The solo was followed by a vignette in which three of the musicians joined the work’s five core dancers center stage, improvising riffs that the dancers spontaneously composed into movement. It was a call-and-response, where each dancer acted as another musician, using their physical instrument to play a complementary tune to what they had heard. It was a delightful exchange.
While many of the work’s early vignettes were upbeat and pertained to social gatherings, including a wedding and a nightclub outing, several of its most memorable vignettes explored more contemplative and difficult subject matter.
In a section entitled “Sacred Sounds/God’s Sunrise,” McIntyre, in a voiceover, told of receiving an audiotape recording from a friend of a ceremony she had attended in Morocco and how that music was elevated like the music she heard in clubs and concerts. “Then I knew this music I was loving was divine,” said McIntyre. “It came from a place of sacredness.” Illustrating her words, the company’s dancers, costumed in long black robes, sculpted the space around them as if executing a dance version of a martial arts kata. They reflected in their movements the sacredness McIntyre spoke of.

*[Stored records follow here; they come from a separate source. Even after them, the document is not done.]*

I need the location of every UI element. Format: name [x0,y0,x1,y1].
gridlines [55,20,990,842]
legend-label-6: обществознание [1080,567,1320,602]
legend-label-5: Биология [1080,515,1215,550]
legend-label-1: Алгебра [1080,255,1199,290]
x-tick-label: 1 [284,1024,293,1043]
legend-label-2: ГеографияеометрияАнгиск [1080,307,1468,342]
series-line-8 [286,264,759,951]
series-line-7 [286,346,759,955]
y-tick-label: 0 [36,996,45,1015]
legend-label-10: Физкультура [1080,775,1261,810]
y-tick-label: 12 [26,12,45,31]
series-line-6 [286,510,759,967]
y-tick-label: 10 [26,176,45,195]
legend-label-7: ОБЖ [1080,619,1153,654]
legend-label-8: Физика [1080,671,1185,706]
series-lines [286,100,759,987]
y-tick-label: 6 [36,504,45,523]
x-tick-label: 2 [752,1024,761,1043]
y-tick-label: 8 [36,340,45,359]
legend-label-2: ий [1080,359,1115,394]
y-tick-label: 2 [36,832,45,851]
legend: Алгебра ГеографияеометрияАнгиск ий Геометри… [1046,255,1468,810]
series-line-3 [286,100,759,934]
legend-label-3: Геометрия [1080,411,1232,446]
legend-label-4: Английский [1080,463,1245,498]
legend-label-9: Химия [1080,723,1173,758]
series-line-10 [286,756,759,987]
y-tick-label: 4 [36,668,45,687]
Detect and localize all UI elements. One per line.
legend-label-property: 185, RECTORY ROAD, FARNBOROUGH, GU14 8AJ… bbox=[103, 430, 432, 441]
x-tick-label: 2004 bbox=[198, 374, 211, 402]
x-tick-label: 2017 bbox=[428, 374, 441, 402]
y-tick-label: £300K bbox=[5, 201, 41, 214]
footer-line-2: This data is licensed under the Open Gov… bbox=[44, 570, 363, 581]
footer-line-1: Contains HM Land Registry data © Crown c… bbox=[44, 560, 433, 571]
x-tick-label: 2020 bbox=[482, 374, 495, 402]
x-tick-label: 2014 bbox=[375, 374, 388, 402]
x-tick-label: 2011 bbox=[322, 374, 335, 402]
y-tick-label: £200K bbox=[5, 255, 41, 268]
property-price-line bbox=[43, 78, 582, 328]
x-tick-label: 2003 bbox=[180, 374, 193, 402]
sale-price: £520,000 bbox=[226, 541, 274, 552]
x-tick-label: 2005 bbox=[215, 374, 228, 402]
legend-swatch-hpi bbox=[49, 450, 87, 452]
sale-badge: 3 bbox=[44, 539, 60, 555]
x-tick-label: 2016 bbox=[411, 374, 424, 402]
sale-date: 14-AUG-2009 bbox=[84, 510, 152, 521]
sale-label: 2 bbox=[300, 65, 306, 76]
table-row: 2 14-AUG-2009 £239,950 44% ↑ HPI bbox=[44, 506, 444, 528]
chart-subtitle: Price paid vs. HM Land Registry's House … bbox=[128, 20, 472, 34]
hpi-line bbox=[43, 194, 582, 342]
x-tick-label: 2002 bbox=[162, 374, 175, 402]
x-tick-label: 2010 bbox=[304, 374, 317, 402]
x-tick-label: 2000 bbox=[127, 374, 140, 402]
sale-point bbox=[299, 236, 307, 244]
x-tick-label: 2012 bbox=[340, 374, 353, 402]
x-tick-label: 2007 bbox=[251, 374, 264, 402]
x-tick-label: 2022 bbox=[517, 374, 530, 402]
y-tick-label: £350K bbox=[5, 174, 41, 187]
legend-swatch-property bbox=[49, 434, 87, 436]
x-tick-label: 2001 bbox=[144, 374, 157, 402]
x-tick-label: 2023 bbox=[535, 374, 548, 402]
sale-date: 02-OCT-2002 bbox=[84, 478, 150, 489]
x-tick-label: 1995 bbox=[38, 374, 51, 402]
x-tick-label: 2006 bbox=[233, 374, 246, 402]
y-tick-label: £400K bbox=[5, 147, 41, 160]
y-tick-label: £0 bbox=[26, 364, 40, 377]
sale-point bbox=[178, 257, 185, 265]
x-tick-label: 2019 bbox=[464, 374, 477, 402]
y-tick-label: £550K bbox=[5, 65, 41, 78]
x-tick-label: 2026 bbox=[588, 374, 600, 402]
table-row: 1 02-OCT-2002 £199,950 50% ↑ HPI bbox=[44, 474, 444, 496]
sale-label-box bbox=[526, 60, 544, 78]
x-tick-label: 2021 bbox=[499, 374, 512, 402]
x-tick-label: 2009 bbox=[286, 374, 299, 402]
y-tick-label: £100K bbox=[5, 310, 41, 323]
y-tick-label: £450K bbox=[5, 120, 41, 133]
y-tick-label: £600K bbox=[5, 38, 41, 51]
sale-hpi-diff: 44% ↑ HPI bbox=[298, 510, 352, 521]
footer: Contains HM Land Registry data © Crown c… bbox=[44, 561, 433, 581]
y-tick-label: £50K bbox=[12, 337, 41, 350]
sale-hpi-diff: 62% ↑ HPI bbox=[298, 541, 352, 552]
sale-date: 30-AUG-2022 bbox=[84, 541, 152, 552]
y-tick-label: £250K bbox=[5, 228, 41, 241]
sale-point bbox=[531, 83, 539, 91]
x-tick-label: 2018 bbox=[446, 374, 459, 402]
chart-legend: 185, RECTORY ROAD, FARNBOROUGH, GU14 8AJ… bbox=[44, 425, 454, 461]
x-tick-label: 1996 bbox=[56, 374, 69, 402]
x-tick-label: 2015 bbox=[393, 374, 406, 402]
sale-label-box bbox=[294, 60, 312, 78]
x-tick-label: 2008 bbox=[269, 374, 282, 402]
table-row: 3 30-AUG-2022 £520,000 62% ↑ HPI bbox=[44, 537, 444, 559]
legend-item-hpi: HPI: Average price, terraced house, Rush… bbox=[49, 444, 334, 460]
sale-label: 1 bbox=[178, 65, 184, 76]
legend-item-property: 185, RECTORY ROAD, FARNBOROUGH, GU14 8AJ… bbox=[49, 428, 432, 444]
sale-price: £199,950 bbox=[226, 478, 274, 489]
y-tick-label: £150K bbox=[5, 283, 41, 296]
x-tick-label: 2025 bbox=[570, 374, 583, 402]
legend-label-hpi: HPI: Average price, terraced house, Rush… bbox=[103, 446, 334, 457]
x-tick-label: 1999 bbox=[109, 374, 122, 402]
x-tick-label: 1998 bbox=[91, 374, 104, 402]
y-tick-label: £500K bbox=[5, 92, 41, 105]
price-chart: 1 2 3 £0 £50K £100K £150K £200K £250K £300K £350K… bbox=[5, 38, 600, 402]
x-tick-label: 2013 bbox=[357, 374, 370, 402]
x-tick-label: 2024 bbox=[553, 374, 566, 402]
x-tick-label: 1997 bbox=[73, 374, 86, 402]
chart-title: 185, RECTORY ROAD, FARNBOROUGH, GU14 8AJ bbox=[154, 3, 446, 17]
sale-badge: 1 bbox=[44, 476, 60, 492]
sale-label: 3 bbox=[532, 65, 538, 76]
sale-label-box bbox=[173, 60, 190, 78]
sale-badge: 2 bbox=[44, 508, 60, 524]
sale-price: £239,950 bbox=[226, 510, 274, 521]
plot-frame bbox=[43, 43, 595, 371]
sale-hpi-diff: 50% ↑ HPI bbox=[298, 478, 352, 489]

Next, flutist Cleave Guyton Jr. accompanied dancer Demetia Hopkins, who performed a measured solo with a ceremonial feel in the vignette, “box & pole,” named after a Shange poem. In it, Hopkins breathily proclaimed as she danced, “We must make totems, how else can the spirits feel us,” and “We must worship ourselves that the earth not be defiled by our neglect.” Her graceful and gestural movements were captivating. So too was the vignette “Silent Duet” that followed.